Friday, May 15
Psalm 91 and COVID-19
Scripture: 1 Kings 1, 1 Chronicles 28, Psalm 91, 1 Thessalonians 5
1 Whoever dwells in the shelter of the Most High
will rest in the shadow of the Almighty.
2 I will say of the Lord, “He is my refuge and my fortress,
my God, in whom I trust.”
Psalm 91 is a beautiful and much-loved psalm about God’s protection and care for those who trust Him. It is worth memorizing. Here are a few of the beautiful promises:
- He will save you from the fowler’s snare and the deadly pestilence.
- He will cover you with his wings. (Picture a mother bird with her chicks.)
- You will not fear the terror of night, the pestilence or the plague.
- A thousand (or 10,000) may fall beside you, but it won’t come near you.
- No harm, no disaster will overtake you.
- God’s angels will guard you in all your ways.
- God will rescue and protect you.
- God will be with you in trouble and deliver you.
- God will give you a long life and save you.
All this is promised to those who trust the Lord, who dwell in the Lord’s presence.
What a great psalm for such a time as this! It is comforting—and troubling—at the same time.
While I don’t have comprehensive data to support this, it seems that Christians are not immune to the coronavirus. For example, 61 members of the Skagit Valley Choir met for practice on March 10 at the Mount Vernon Presbyterian Church. One of them had COVID-19 and didn’t know it. Within 3 days, other choir members began to fall sick; 52 of them were infected, and 2 died. (I am assuming that many of the choir members were Christians.). You can read the story here.
My niece, Whitney, is a nurse and a devoted Jesus-follower. She went to Italy at the height of the pandemic to care for the sick. She contracted COVID-19 and is stuck in Italy, quarantined until she has 2 negative tests on back to back days.
So here’s the troubling part. This psalm seems to promise that no harm, no plague, no pestilence will befall us.

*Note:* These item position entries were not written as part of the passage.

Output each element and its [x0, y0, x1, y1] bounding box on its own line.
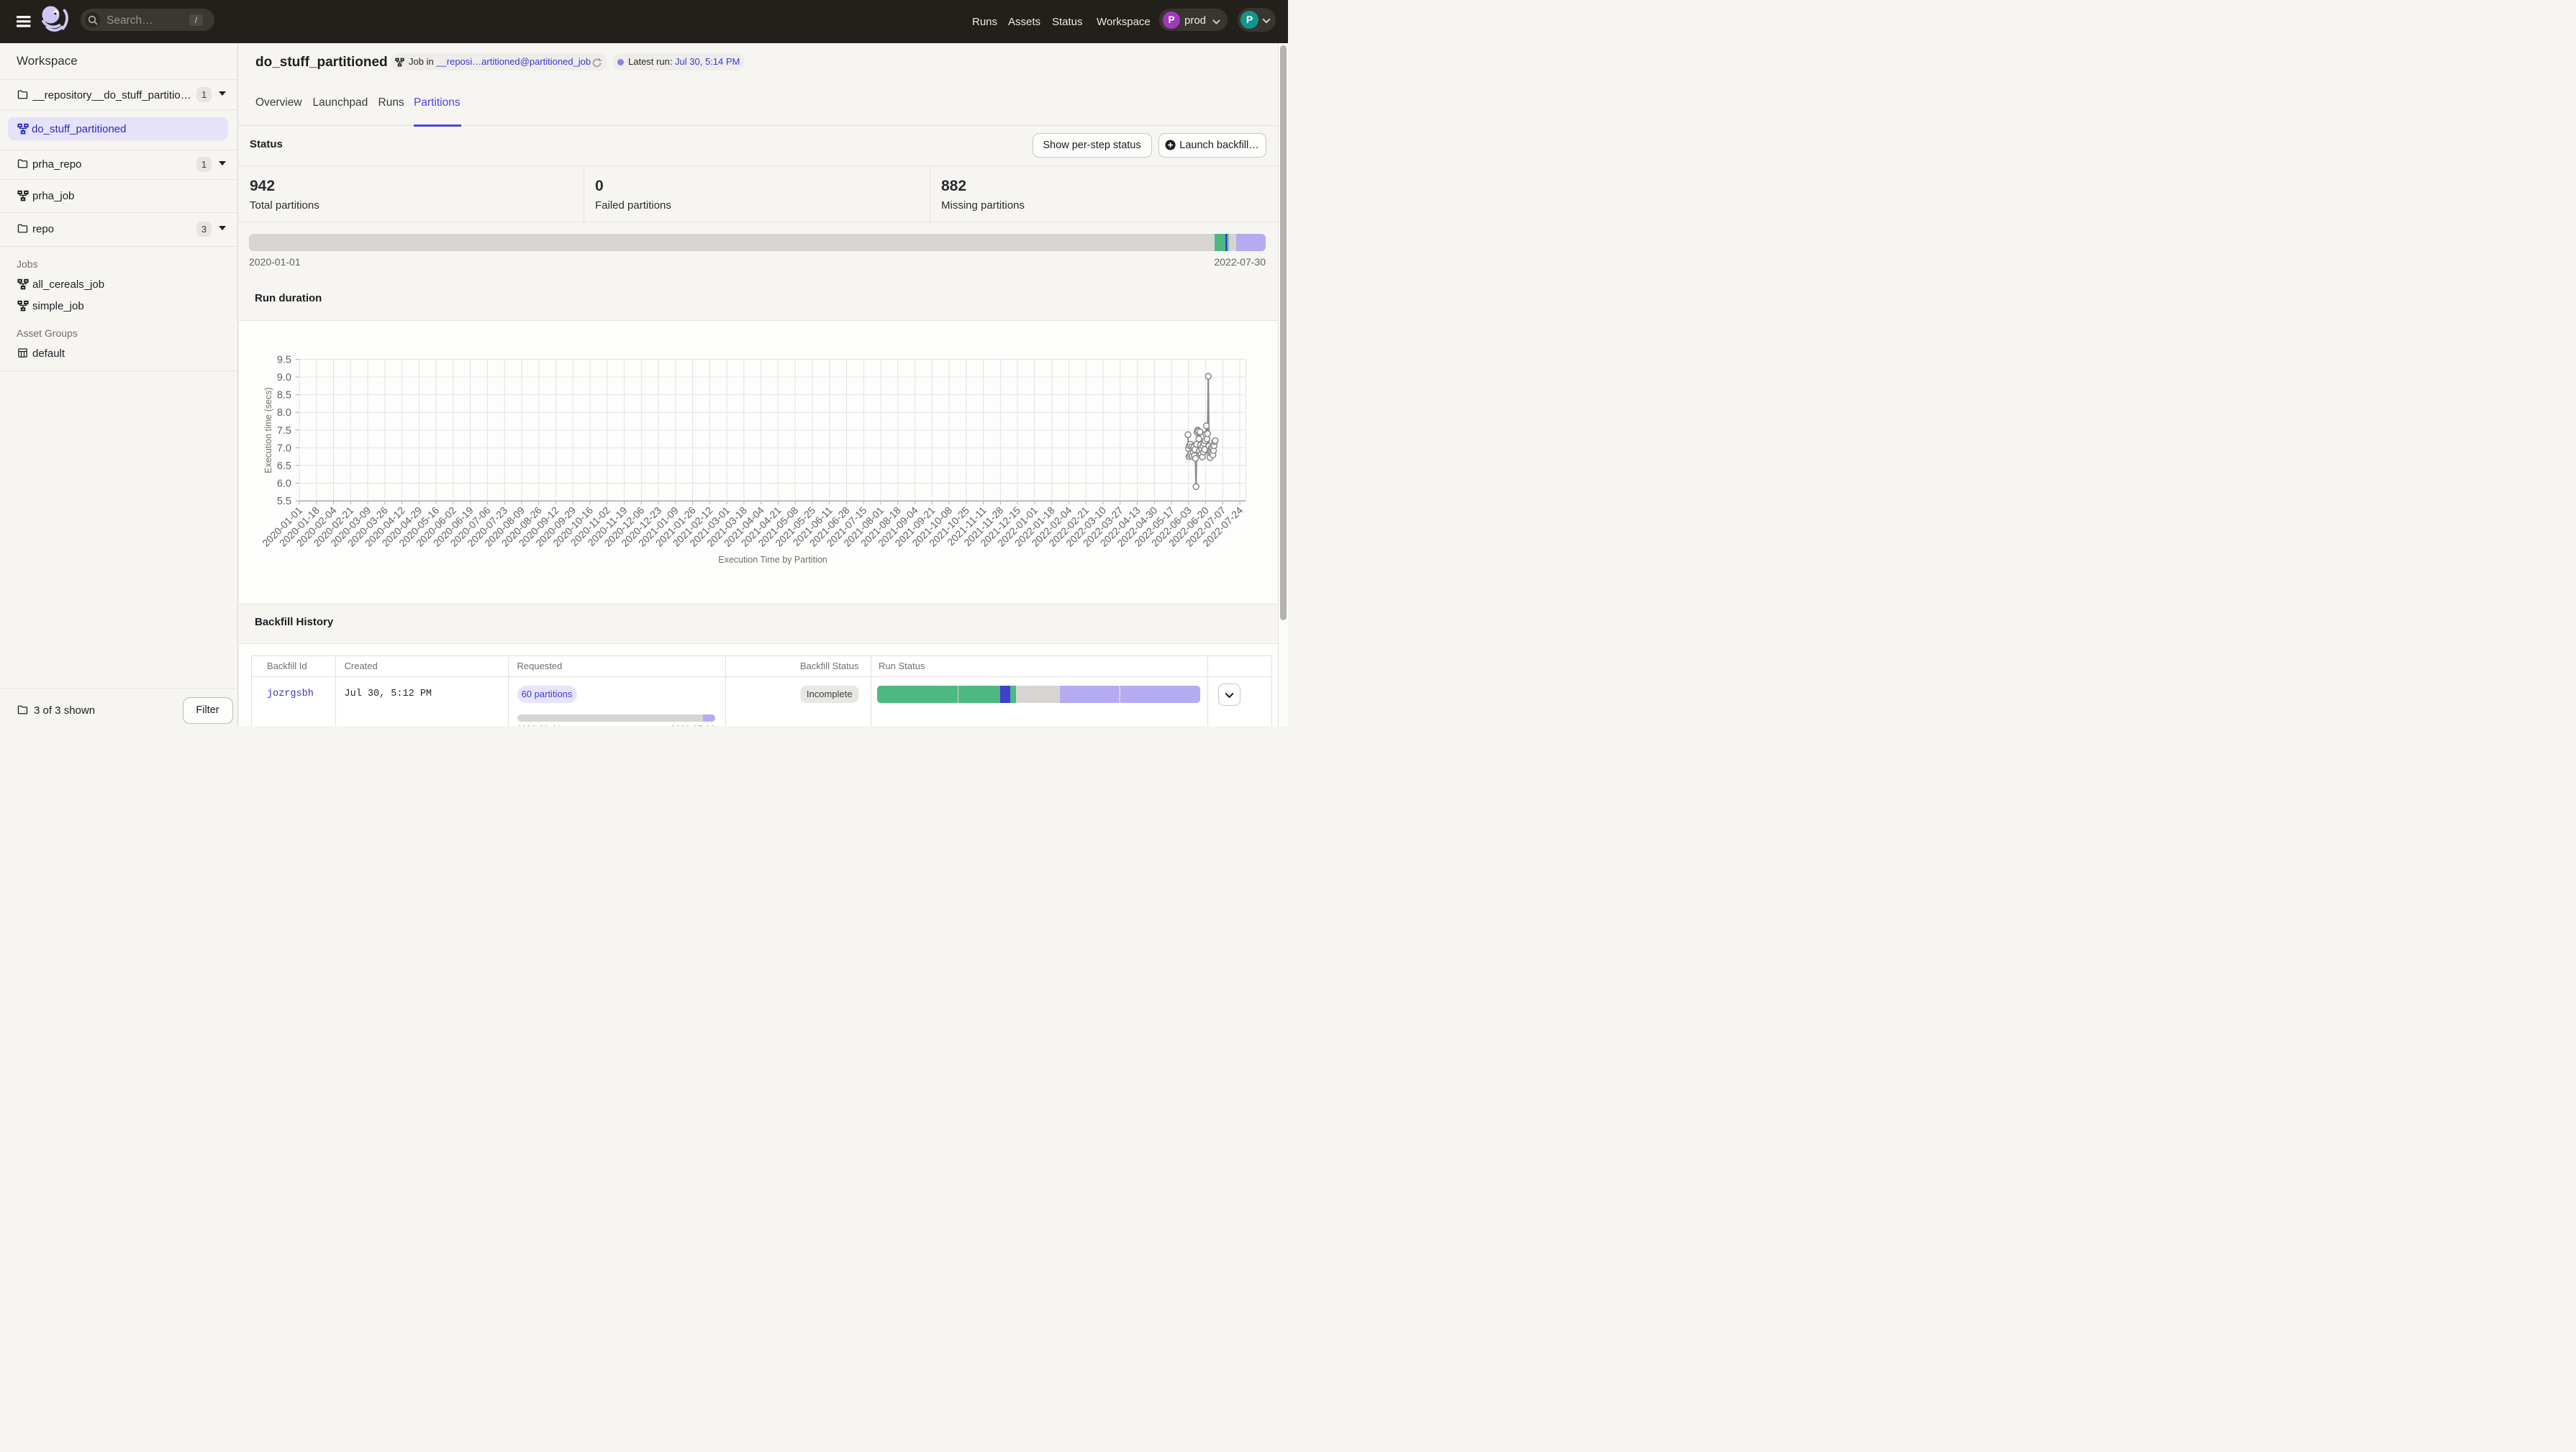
svg-text:9.5: 9.5 — [277, 354, 291, 366]
svg-text:7.5: 7.5 — [277, 425, 291, 437]
svg-text:Execution Time by Partition: Execution Time by Partition — [718, 555, 827, 565]
svg-text:7.0: 7.0 — [277, 443, 291, 454]
svg-text:6.0: 6.0 — [277, 478, 291, 490]
svg-text:8.5: 8.5 — [277, 390, 291, 401]
svg-text:9.0: 9.0 — [277, 372, 291, 384]
svg-text:8.0: 8.0 — [277, 407, 291, 419]
svg-text:6.5: 6.5 — [277, 460, 291, 472]
svg-text:5.5: 5.5 — [277, 496, 291, 507]
svg-text:Execution time (secs): Execution time (secs) — [263, 387, 273, 473]
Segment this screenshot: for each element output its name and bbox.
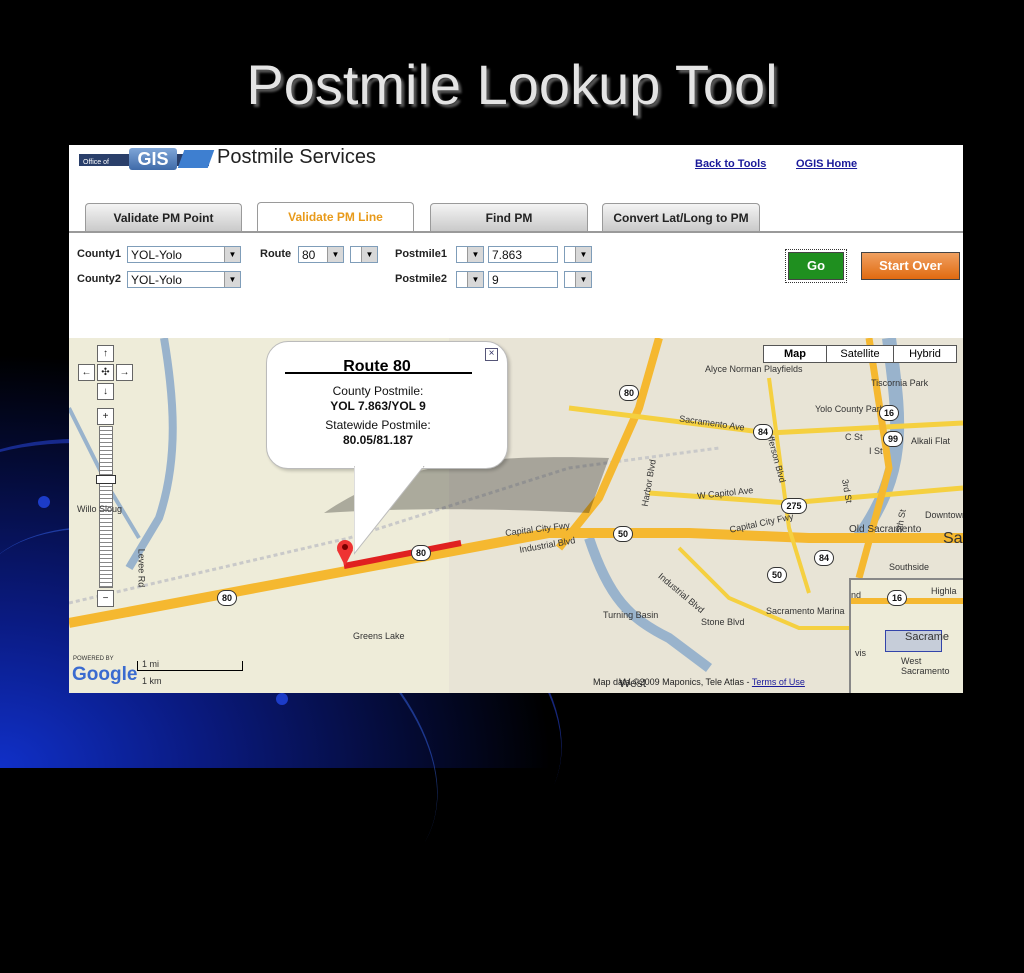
scale-km: 1 km <box>142 676 162 686</box>
county2-label: County2 <box>77 273 121 285</box>
map-label: Downtown <box>925 510 963 520</box>
right-arrow-icon[interactable]: → <box>116 364 133 381</box>
county2-select[interactable]: YOL-Yolo ▼ <box>127 271 241 288</box>
chevron-down-icon: ▼ <box>224 272 240 287</box>
map-type-hybrid[interactable]: Hybrid <box>893 345 957 363</box>
zoom-slider-handle[interactable] <box>96 475 116 484</box>
map-label: Tiscornia Park <box>871 378 929 388</box>
county-postmile-value: YOL 7.863/YOL 9 <box>330 399 426 413</box>
background-dot <box>38 496 50 508</box>
map-label: Alyce Norman Playfields <box>705 364 803 374</box>
postmile2-label: Postmile2 <box>395 273 447 285</box>
start-over-button[interactable]: Start Over <box>861 252 960 280</box>
gis-logo: Office of GIS <box>79 148 215 170</box>
statewide-postmile-label: Statewide Postmile: <box>325 418 431 432</box>
back-to-tools-link[interactable]: Back to Tools <box>695 158 766 170</box>
map-type-satellite[interactable]: Satellite <box>826 345 894 363</box>
highway-shield: 50 <box>767 567 787 583</box>
left-arrow-icon[interactable]: ← <box>78 364 95 381</box>
map-label: I St <box>869 446 883 456</box>
map-label: Greens Lake <box>353 631 405 641</box>
map-label: Willo Sloug <box>77 504 123 514</box>
chevron-down-icon: ▼ <box>224 247 240 262</box>
highway-shield: 16 <box>879 405 899 421</box>
county1-select[interactable]: YOL-Yolo ▼ <box>127 246 241 263</box>
map-label: Turning Basin <box>603 610 659 620</box>
center-icon[interactable]: ✣ <box>97 364 114 381</box>
tab-validate-pm-line[interactable]: Validate PM Line <box>257 202 414 233</box>
map-label: Old Sacramento <box>849 524 922 535</box>
powered-by-label: POWERED BY <box>73 656 114 662</box>
app-screenshot: Office of GIS Postmile Services Back to … <box>69 145 963 693</box>
postmile1-suffix-select[interactable]: ▼ <box>564 246 592 263</box>
google-logo: Google <box>72 664 138 685</box>
ogis-home-link[interactable]: OGIS Home <box>796 158 857 170</box>
map-label: Levee Rd <box>136 548 147 588</box>
route-suffix-select[interactable]: ▼ <box>350 246 378 263</box>
down-arrow-icon[interactable]: ↓ <box>97 383 114 400</box>
highway-shield: 80 <box>411 545 431 561</box>
tab-find-pm[interactable]: Find PM <box>430 203 588 232</box>
chevron-down-icon: ▼ <box>361 247 377 262</box>
highway-shield: 84 <box>753 424 773 440</box>
map-view[interactable]: Route 80 County Postmile: YOL 7.863/YOL … <box>69 338 963 693</box>
highway-shield: 80 <box>217 590 237 606</box>
map-label: Alkali Flat <box>911 436 951 446</box>
map-label: Southside <box>889 562 930 572</box>
postmile2-suffix-select[interactable]: ▼ <box>564 271 592 288</box>
page-heading: Postmile Services <box>217 146 376 168</box>
popup-pointer <box>354 466 425 555</box>
route-label: Route <box>260 248 292 260</box>
tab-convert-latlong[interactable]: Convert Lat/Long to PM <box>602 203 760 232</box>
postmile2-input[interactable]: 9 <box>488 271 558 288</box>
scale-mi: 1 mi <box>142 659 160 669</box>
slide-title: Postmile Lookup Tool <box>246 53 778 116</box>
county1-label: County1 <box>77 248 121 260</box>
zoom-out-button[interactable]: − <box>97 590 114 607</box>
tab-divider <box>69 231 963 233</box>
close-icon[interactable]: × <box>485 348 498 361</box>
highway-shield: 99 <box>883 431 903 447</box>
highway-shield: 50 <box>613 526 633 542</box>
chevron-down-icon: ▼ <box>467 272 483 287</box>
chevron-down-icon: ▼ <box>575 247 591 262</box>
postmile1-label: Postmile1 <box>395 248 447 260</box>
highway-shield: 84 <box>814 550 834 566</box>
county-postmile-label: County Postmile: <box>332 384 424 398</box>
route-popup: Route 80 County Postmile: YOL 7.863/YOL … <box>266 341 508 469</box>
up-arrow-icon[interactable]: ↑ <box>97 345 114 362</box>
postmile1-input[interactable]: 7.863 <box>488 246 558 263</box>
overview-map[interactable]: Highla nd 16 Sacrame vis West Sacramento <box>849 578 963 693</box>
map-label: Yolo County Park <box>815 404 885 414</box>
go-button[interactable]: Go <box>785 249 847 283</box>
postmile1-prefix-select[interactable]: ▼ <box>456 246 484 263</box>
map-label: Sacramento Marina <box>766 606 845 616</box>
chevron-down-icon: ▼ <box>575 272 591 287</box>
route-select[interactable]: 80 ▼ <box>298 246 344 263</box>
highway-shield: 275 <box>781 498 807 514</box>
map-copyright: Map data ©2009 Maponics, Tele Atlas - Te… <box>593 677 805 687</box>
map-label: C St <box>845 432 863 442</box>
map-label: Sa <box>943 530 963 547</box>
statewide-postmile-value: 80.05/81.187 <box>342 433 414 447</box>
zoom-in-button[interactable]: + <box>97 408 114 425</box>
postmile2-prefix-select[interactable]: ▼ <box>456 271 484 288</box>
map-canvas <box>69 338 963 693</box>
highway-shield: 16 <box>887 590 907 606</box>
background-dot <box>276 693 288 705</box>
highway-shield: 80 <box>619 385 639 401</box>
terms-of-use-link[interactable]: Terms of Use <box>752 677 805 687</box>
chevron-down-icon: ▼ <box>467 247 483 262</box>
map-type-map[interactable]: Map <box>763 345 827 363</box>
chevron-down-icon: ▼ <box>327 247 343 262</box>
map-label: Stone Blvd <box>701 617 745 627</box>
tab-validate-pm-point[interactable]: Validate PM Point <box>85 203 242 232</box>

That doesn’t seem to be our experience, or the experience of Christians through history. Nor is it supported by many other Scriptures that tell us we will have trouble in this world. So what should we do with this?
First, we should trust the Lord to care for us. He does.
Second, we should trust the Lord to be with us. He is.
Third, we should act responsibly. Satan used v. 11-12 to tempt Jesus to put God to the test by jumping off the temple—see if the angels would really catch him as Psalm 91 says (see Matthew 4:1-11). Jesus rebuked Satan and said we should not test the Lord. Trusting God and acting responsibly are not mutually exclusive. We can and should do both. There is a difference between trusting God and testing God.
Fourth, we should act bravely. During the great plagues in the Roman Empire and later in Europe, Christians were famous for risking their lives to bury the dead and care for the sick. Some of them contracted the plague and died; others contracted it and survived. But they acted bravely precisely because they trusted the Lord to care for them, and even if they got sick and died, they had the hope of eternal life.
Prayer: Lord, thank you for these beautiful promises, for your presence and your care and protection. Let those motivate us to trust you, and to act responsibly and bravely.